Si celebra domani la Giornata internazionale della donna, nata per ricordare le conquiste sociali, economiche, culturali e politiche del sesso femminile, oltre che evidenziare quelle aree in cui è ancora necessaria un’azione per realizzare l’uguaglianza e abbattere le forme di violenza che ancora costringono la donna a non poter realizzare il proprio futuro e propri sogni. Ma la violenza non è solo quella fisica.
LA VIOLENZA PSICOLOGICA
Come scrive Orizzonte Scuola, “nella Dichiarazione sull’eliminazione della violenza contro le donne adottata da parte dell’Assemblea generale delle Nazioni Unite con la risoluzione n. 48/104 del 20 dicembre 1993, si intende per “violenza contro le donne” ogni atto di violenza rivolto contro il sesso femminile, che arrechi o sia suscettibile di arrecare pregiudizio o sofferenze fisiche, sessuali o psicologiche alle donne, nonché la minaccia di eseguire tali atti, la costrizione o la privazione arbitraria di libertà, tanto nella vita pubblica quanto nella vita privata”.
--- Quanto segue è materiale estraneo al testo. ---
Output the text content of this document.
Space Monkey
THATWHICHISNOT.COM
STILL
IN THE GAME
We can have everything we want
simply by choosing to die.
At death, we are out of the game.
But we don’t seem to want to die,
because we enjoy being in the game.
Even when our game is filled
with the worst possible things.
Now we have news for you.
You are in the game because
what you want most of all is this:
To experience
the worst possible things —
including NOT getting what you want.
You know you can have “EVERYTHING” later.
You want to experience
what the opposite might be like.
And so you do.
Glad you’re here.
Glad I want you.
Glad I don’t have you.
LA LONTANANZA DAGLI AFFETTI
Anief ritiene che la limitazione della libertà delle donne che operano nella scuola sia una delle battaglie più importanti da vincere. Vi sono decine di migliaia di donne costrette a lavorare a centinaia di chilometri da casa, spesso per colpa di algoritmi errati e norme sul reclutamento troppo rigide, che hanno toccato l’apice dell’assurdo nel recente vincolo di permanenza nella sede di destinazione, derivante dalla Legge 159/2019, attraverso la quale si obbliga chi è stato immesso in ruolo dal 2020/21 a rimanere ben cinque anni nella sede di titolarità senza diritto a trasferirsi e nemmeno a presentare domanda di passaggio di ruolo o assegnazione provvisoria. Una norma iniqua contro la quale Anief sta lottando con tutte le sue forze, prima con un emendamento all’ultima Legge di Bilancio, poi con una richiesta specifica al decreto Milleproroghe ed infine con un ricorso specifico contro l’imminente bando di mobilità 2021/22.
“UNA NORMA INGIUSTA”
“Stiamo parlando di una norma davvero ingiusta – dice Marcello Pacifico, presidente nazionale Anief – con tante donne che non stanno vedendo crescere i loro figli non perché costrette da situazioni oggettive, ma perché ferme anche a mille chilometri da casa per barriere e vincoli artificiosi, che non hanno motivo di esistere visto che comunque i posti liberi per accoglierle in sedi più vicine ci sono, tanto è vero che vengono poi assegnate ai supplenti, spesso pure ad anno scolastico abbondantemente iniziato”.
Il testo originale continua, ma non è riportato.